How long will Lymphedema last?
Each person’s symptoms will vary in length and severity, and once you have mild Lymphedema, you are at higher risk for moderate-to-severe Lymphedema than someone who has never had any symptoms.
What is Manual Lymphatic Drainage?
Manual Lymphatic Drainage, MLD, is a therapy that is used to support the lymphatic system to more efficiently rid the body of toxins and excess fluid, and reduce swelling.

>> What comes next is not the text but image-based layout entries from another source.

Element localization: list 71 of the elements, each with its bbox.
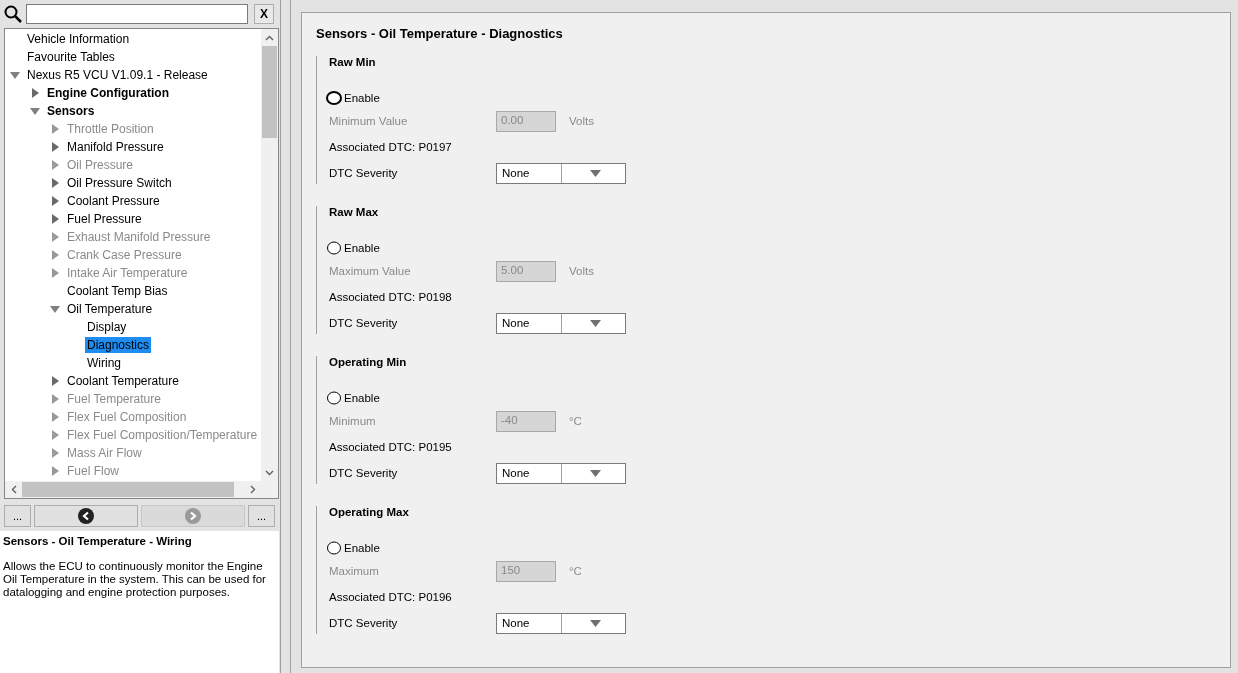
expanded-arrow-icon[interactable] [30, 107, 40, 115]
unit-label: °C [569, 415, 582, 427]
clear-button[interactable]: X [254, 4, 274, 24]
value-label: Minimum [329, 415, 377, 427]
unit-label: °C [569, 565, 582, 577]
severity-label: DTC Severity [329, 617, 399, 629]
severity-dropdown[interactable]: None [496, 462, 626, 484]
severity-label: DTC Severity [329, 317, 399, 329]
tree-item[interactable]: Oil Temperature [45, 301, 155, 317]
scroll-right-icon[interactable] [249, 485, 256, 494]
enable-radio[interactable]: Enable [326, 240, 380, 256]
dropdown-arrow-icon [590, 319, 602, 327]
severity-dropdown[interactable]: None [496, 312, 626, 334]
right-chevron-icon [185, 508, 201, 524]
search-field[interactable] [26, 4, 248, 24]
dropdown-arrow-icon [590, 469, 602, 477]
tree-item[interactable]: Nexus R5 VCU V1.09.1 - Release [5, 67, 210, 83]
section-title: Raw Max [329, 206, 380, 220]
dropdown-arrow-icon [590, 169, 602, 177]
severity-dropdown[interactable]: None [496, 612, 626, 634]
expanded-arrow-icon[interactable] [10, 71, 20, 79]
value-label: Maximum Value [329, 265, 412, 277]
dropdown-arrow-icon [590, 619, 602, 627]
tree-item[interactable]: Manifold Pressure [45, 139, 166, 155]
dtc-label: Associated DTC: P0195 [329, 441, 452, 453]
enable-radio[interactable]: Enable [326, 540, 380, 556]
radio-icon [326, 241, 342, 255]
vertical-scrollbar-thumb[interactable] [262, 46, 277, 138]
unit-label: Volts [569, 115, 594, 127]
dtc-label: Associated DTC: P0196 [329, 591, 452, 603]
tree-item[interactable]: Oil Pressure Switch [45, 175, 174, 191]
description-title: Sensors - Oil Temperature - Wiring [3, 535, 193, 547]
tree-item[interactable]: Sensors [25, 103, 97, 119]
tree-item[interactable]: Coolant Temperature [45, 373, 181, 389]
back-button[interactable] [34, 505, 138, 527]
section-title: Operating Min [329, 356, 408, 370]
search-icon [4, 5, 22, 23]
radio-icon [326, 91, 342, 105]
left-chevron-icon [78, 508, 94, 524]
severity-label: DTC Severity [329, 467, 399, 479]
more-button[interactable]: ... [4, 505, 31, 527]
enable-radio[interactable]: Enable [326, 90, 380, 106]
dtc-label: Associated DTC: P0198 [329, 291, 452, 303]
value-label: Maximum [329, 565, 380, 577]
section-title: Raw Min [329, 56, 377, 70]
radio-icon [326, 541, 342, 555]
radio-icon [326, 391, 342, 405]
tree-item[interactable]: Coolant Temp Bias [45, 283, 170, 299]
unit-label: Volts [569, 265, 594, 277]
tree-item[interactable]: Wiring [65, 355, 123, 371]
tree-item[interactable]: Favourite Tables [5, 49, 117, 65]
scroll-down-icon[interactable] [265, 469, 274, 476]
tree-item[interactable]: Engine Configuration [25, 85, 171, 101]
severity-dropdown[interactable]: None [496, 162, 626, 184]
description-text: Allows the ECU to continuously monitor the Engine Oil Temperature in the system. This can be used for datalogging and engine protection purposes. [3, 560, 267, 599]
dtc-label: Associated DTC: P0197 [329, 141, 452, 153]
severity-label: DTC Severity [329, 167, 399, 179]
tree-item[interactable]: Coolant Pressure [45, 193, 162, 209]
section-title: Operating Max [329, 506, 410, 520]
tree-item[interactable]: Vehicle Information [5, 31, 132, 47]
scroll-left-icon[interactable] [10, 485, 17, 494]
collapsed-arrow-icon[interactable] [31, 88, 39, 98]
enable-radio[interactable]: Enable [326, 390, 380, 406]
expanded-arrow-icon[interactable] [50, 305, 60, 313]
horizontal-scrollbar-thumb[interactable] [22, 482, 234, 497]
page-title: Sensors - Oil Temperature - Diagnostics [316, 26, 564, 41]
tree-item[interactable]: Display [65, 319, 129, 335]
more-button[interactable]: ... [248, 505, 275, 527]
value-label: Minimum Value [329, 115, 409, 127]
scroll-up-icon[interactable] [265, 34, 274, 41]
tree-item[interactable]: Fuel Pressure [45, 211, 144, 227]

During MLD, your therapist uses manual light touch to move excess lymph and fluid out of the tissues and back into the lymphatic vessels. Although often referred to as a type of massage, MLD is very different from traditional forms of massage that rely on deep and rigorous rubbing. MLD is much gentler. Lymphatic drainage is very gentle, is not painful and doesn’t have a stimulating effect. Each session lasts from 45 to 60 minutes. One study showed that the greatest reduction in swelling from lymphedema occurs in the first week of treatment and stabilizes during the second week.
A mechanical device, a pneumatic pump — also called an intermittent pneumatic compression pump — is a machine that has an inflatable sleeve or vest-like garment attached to it, with multiple chambers (like balloons) that inflate one after the other to stimulate the flow of lymph in the right direction. This pump can also be applied to achieve desired results of MLD.
What is Complete Decongestive Therapy CDT?
Also known as Complex Decongestive Therapy; CDT is an individual treatment plan, that generally involves short term Compression Bandaging, MLD, (Manual Lymphatic Drainage), and exercise. CDT is more commonly applied to people in cases of stage 2 and 3 Lymphedema.
Can you have Lymphedema in your neck?
Most Lymphedema occurs in the extremities like hands and feet and arms and legs. It can however occur in the neck and torso.
Can I combine Manual Lymphatic Drainage Massage with Acupuncture?
Recent evidence suggests that acupuncture can help reduce the symptoms of Lymphedema. To tonify the heart and circulatory systems, increase the flow of chi, and stimulate the kidneys and bladder, key acupuncture points will be applied to support lymphatic drainage.
Is there a special diet which prevents Lymphedema?
A diet that is high in whole fruits and vegetables and grains and low in animal products as well as sugar and salt is recommended.